Maria Sakkari and Stefanos Tsitsipas of Greece pose with a wombat at Caversham Wildlife Centre on December 30, 2018 in Perth, Australia. (Photo: VCG)
SYDNEY, Jan. 10 (Xinhua) -- While taking selfies with Australia's cute and cuddly wildlife may seem like a harmless perk of visiting the country, authorities on Maria Island in the State of Tasmania on Thursday reminded visitors not to get too close to the animals as it can cause them stress.
The island's rotund and whimsical wombats, a type of marsupial cousin of the Koala, have become choice candidates for taking selfies with in past years but experts say that the numbers of tourists, which has doubled in the past decade, is becoming overwhelming.
Island officials have gone so far as to devise a pledge to be displayed at gateway ferry terminals, reminding visitors that the animals are wild and not necessarily comfortable in close proximity to humans.
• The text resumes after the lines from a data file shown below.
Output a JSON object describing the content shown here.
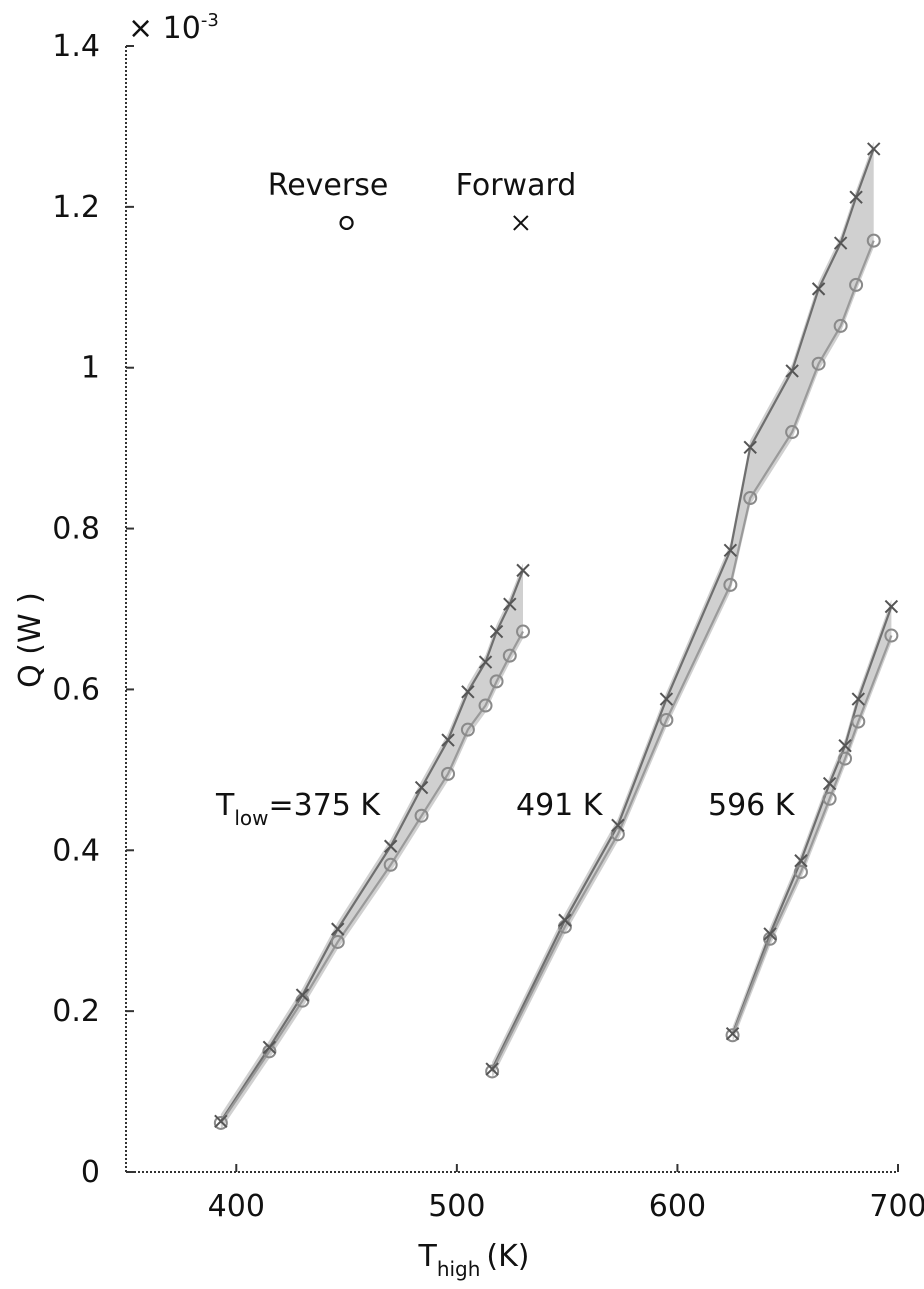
{
  "chart_data": {
    "type": "scatter",
    "xlabel": "T",
    "xlabel_sub": "high",
    "xlabel_unit": "(K)",
    "ylabel": "Q (W )",
    "y_multiplier": "× 10",
    "y_multiplier_exp": "-3",
    "xlim": [
      350,
      700
    ],
    "ylim": [
      0,
      1.4
    ],
    "x_ticks": [
      400,
      500,
      600,
      700
    ],
    "x_tick_labels": [
      "400",
      "500",
      "600",
      "700"
    ],
    "y_ticks": [
      0,
      0.2,
      0.4,
      0.6,
      0.8,
      1.0,
      1.2,
      1.4
    ],
    "y_tick_labels": [
      "0",
      "0.2",
      "0.4",
      "0.6",
      "0.8",
      "1",
      "1.2",
      "1.4"
    ],
    "grid": false,
    "legend": {
      "placement": "top-left",
      "entries": [
        {
          "label": "Reverse",
          "marker": "circle",
          "x": 450,
          "y": 1.18
        },
        {
          "label": "Forward",
          "marker": "x",
          "x": 529,
          "y": 1.18
        }
      ]
    },
    "annotations": [
      {
        "prefix": "T",
        "sub": "low",
        "suffix": "=375 K",
        "x": 392,
        "y": 0.455
      },
      {
        "prefix": "491 K",
        "sub": "",
        "suffix": "",
        "x": 545,
        "y": 0.455
      },
      {
        "prefix": "596 K",
        "sub": "",
        "suffix": "",
        "x": 630,
        "y": 0.455
      }
    ],
    "groups": [
      {
        "forward": {
          "x": [
            393,
            415,
            430,
            446,
            470,
            484,
            496,
            505,
            513,
            518,
            524,
            530
          ],
          "y": [
            0.063,
            0.155,
            0.22,
            0.302,
            0.405,
            0.478,
            0.537,
            0.597,
            0.634,
            0.672,
            0.706,
            0.748
          ]
        },
        "reverse": {
          "x": [
            393,
            415,
            430,
            446,
            470,
            484,
            496,
            505,
            513,
            518,
            524,
            530
          ],
          "y": [
            0.061,
            0.15,
            0.213,
            0.286,
            0.382,
            0.443,
            0.495,
            0.55,
            0.58,
            0.61,
            0.642,
            0.672
          ]
        }
      },
      {
        "forward": {
          "x": [
            516,
            549,
            573,
            595,
            624,
            633,
            652,
            664,
            674,
            681,
            689
          ],
          "y": [
            0.128,
            0.313,
            0.431,
            0.588,
            0.773,
            0.901,
            0.996,
            1.098,
            1.155,
            1.212,
            1.272
          ]
        },
        "reverse": {
          "x": [
            516,
            549,
            573,
            595,
            624,
            633,
            652,
            664,
            674,
            681,
            689
          ],
          "y": [
            0.125,
            0.305,
            0.42,
            0.562,
            0.73,
            0.838,
            0.92,
            1.005,
            1.052,
            1.103,
            1.158
          ]
        }
      },
      {
        "forward": {
          "x": [
            625,
            642,
            656,
            669,
            676,
            682,
            697
          ],
          "y": [
            0.172,
            0.296,
            0.387,
            0.483,
            0.53,
            0.588,
            0.703
          ]
        },
        "reverse": {
          "x": [
            625,
            642,
            656,
            669,
            676,
            682,
            697
          ],
          "y": [
            0.17,
            0.29,
            0.373,
            0.464,
            0.514,
            0.56,
            0.667
          ]
        }
      }
    ]
  }
}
In part the pledge states "Wombats, when you trundle past me, I pledge I will not chase you with my selfie stick or get too close to your babies. I will not surround you or try and pick you up."
As well as wombats, Maria Island boasts breathtaking natural beauty and a range of other residents including Cape Barren geese, Forester kangaroos, Bennett's wallabies and Tasmanian devils.
East Coast Tourism chief executive Ruth Dowty told local media that she understands that visitors do not mean any harm to the wombats and simply are not aware of the effect that they are having.
"The tourists are in love with the wombats -- so in love that we need to give them some education about how to interact with them."